Roasted leeks with tofu & mustard mashed potatoes




















Right, if you do nothing else in the next week, roast some leeks in olive oil until they're crispy, sweet and delicious. Tonight's dinner was a bit of a triumph, mainly because of the playful, crunchy, delicate strands of roasted leek that played across the plate. Total winner. Also a great 'new best friend' for our roasted cubes of tofu. Roasting tofu is fabulously easy, low fat, and results in lovely, crispy bits of yumminess that are miles away from the mush that some people may have suffered.

Alongside the Leek + Tofu super combo we did a 'pimp my mashed' tonight round our gaff with mashed potatoes combined with steamed kale and dijon mustard. Quite lovely.

And we had some mushy peas. We're not ashamed. We like them. A lot.

Ingredients:

Roasted leeks with tofu

450g tofu
One large leek
2 tbsp olive oil
Garlic salt or mixed herbs
Black pepper

The mustard mash

750g potatoes
130g kale
Tbsp marg
1/2 cup soya milk
2 tsp Dijon

And...

One tin of mushy peas
Malt vinegar


Method:


Coat a baking tray with half the olive oil, and pre heat the oven to 175 degrees centigrade. Cube the tofu into 2-3 cm cubes and arrange on the baking tray, then sprinkle with garlic salt and black pepper. Pop into the oven and set the timer to 20 minutes.

Meanwhile slice the leeks lengthways into quarters, and then half the long strands of leek so they don't become to unwieldy once on the plate. Wash thoroughly - there's always a lot of muck in a leek - and then toss in the other half of the olive oil.

When the tofu's gone for 20 minutes, remove from the oven and sprinkle the strands of leek across the tofu, mixing it in a little. Return to the oven and let roast for a further 15 minutes or until the leeks and tofu are looking golden and crispy.

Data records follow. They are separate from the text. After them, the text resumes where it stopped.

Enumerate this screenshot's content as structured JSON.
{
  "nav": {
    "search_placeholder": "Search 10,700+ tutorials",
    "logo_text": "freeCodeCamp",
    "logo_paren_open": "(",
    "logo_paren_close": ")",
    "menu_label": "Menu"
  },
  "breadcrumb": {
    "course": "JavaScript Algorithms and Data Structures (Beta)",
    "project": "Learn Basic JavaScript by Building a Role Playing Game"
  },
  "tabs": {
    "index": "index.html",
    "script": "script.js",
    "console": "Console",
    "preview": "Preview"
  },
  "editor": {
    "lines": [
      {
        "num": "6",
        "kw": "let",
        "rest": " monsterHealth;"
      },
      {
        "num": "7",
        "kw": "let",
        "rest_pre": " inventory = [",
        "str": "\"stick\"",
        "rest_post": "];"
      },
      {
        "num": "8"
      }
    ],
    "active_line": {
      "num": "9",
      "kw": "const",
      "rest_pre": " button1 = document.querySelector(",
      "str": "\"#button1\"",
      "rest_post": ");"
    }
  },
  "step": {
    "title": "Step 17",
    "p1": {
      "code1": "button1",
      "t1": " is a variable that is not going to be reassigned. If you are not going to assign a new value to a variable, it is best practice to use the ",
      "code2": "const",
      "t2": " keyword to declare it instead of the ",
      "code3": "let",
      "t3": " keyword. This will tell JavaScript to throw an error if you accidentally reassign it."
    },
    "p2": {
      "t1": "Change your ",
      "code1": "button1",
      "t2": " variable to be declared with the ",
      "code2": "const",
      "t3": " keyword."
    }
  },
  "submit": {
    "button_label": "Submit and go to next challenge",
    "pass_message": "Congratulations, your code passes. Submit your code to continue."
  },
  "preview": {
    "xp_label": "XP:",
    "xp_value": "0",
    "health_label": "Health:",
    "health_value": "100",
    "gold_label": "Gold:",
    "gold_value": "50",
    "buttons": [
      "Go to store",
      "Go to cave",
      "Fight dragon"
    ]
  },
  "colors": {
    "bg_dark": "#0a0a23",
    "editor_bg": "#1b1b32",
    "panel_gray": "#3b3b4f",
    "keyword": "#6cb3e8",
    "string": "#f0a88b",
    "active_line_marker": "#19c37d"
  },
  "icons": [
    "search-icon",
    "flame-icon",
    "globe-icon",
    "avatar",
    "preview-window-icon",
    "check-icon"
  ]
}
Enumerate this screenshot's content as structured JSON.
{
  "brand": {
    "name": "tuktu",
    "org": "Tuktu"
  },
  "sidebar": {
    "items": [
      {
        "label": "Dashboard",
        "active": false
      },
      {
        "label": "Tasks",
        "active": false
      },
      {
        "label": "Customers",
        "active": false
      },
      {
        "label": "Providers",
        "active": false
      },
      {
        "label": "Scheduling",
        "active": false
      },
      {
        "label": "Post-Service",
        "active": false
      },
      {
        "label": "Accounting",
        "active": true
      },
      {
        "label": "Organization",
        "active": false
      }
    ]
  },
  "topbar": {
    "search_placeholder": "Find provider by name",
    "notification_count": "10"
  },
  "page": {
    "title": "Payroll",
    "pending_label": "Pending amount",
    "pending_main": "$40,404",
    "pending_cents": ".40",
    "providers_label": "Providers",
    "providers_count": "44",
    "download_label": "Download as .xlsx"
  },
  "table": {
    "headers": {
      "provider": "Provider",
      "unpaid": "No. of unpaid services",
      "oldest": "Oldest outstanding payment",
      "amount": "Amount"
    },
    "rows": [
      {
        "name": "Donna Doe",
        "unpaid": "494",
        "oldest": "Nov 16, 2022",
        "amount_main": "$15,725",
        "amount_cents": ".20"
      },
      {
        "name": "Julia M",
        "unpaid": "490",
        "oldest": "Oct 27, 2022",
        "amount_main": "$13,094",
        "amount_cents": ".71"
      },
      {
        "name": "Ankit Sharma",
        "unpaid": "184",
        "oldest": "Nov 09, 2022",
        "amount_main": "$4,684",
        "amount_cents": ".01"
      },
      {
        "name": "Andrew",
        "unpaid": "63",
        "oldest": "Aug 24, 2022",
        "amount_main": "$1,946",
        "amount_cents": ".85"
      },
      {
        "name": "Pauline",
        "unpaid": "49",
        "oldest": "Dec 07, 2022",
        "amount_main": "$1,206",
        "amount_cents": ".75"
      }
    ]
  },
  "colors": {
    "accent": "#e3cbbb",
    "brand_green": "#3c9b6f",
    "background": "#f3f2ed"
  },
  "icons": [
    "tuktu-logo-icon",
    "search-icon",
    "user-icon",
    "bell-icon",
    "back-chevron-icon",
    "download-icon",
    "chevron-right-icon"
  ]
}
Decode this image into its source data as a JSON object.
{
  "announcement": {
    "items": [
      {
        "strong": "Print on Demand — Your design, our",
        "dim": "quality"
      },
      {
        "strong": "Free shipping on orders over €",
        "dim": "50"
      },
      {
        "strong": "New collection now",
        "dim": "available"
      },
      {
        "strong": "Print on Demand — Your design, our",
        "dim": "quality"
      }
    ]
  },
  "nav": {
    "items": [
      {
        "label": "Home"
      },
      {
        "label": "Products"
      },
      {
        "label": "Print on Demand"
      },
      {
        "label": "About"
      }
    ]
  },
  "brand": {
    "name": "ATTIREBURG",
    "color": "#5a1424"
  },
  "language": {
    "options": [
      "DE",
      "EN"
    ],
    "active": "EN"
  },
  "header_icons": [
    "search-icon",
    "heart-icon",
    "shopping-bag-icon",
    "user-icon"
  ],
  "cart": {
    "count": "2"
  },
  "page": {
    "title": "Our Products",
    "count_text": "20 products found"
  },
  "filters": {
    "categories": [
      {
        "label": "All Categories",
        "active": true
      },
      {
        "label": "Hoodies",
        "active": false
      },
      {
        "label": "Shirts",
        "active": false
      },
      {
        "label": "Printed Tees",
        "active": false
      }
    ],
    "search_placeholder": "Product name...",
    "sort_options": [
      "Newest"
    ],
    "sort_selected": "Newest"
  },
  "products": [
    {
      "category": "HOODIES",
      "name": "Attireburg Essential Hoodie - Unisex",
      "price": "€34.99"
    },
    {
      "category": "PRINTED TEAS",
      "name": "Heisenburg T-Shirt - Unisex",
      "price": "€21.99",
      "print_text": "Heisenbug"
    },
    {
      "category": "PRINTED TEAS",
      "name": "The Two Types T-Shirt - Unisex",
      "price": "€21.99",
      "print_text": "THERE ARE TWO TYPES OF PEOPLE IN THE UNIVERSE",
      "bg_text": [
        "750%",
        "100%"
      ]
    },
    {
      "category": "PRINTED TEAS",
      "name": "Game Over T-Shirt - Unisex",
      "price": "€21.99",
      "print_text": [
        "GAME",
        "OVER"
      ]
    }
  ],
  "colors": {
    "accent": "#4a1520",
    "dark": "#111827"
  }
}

While all that roasting is going on get the mustard mash ready. Peel the potatoes, and then boil them until soft. If you've got a steamer like mine, boil 'em at the bottom, and use the upper tier for the kale. Steam the kale, only for ten minutes or so, and set aside. When the potatoes are softened, drain and pound with a potato masher. Still using the masher, introduce the margarine and then the soya milk. Finally mix through the mustard. You're done.

To serve:

The kale, mash and mustard mix and the leek and tofu roast work great together but we threw in a tin of mushy peas... Beautifully green and silly amidst the lightness of the tofu and leeks. We also dashed a little malt vinegar over said peas. Well you have to, don't you?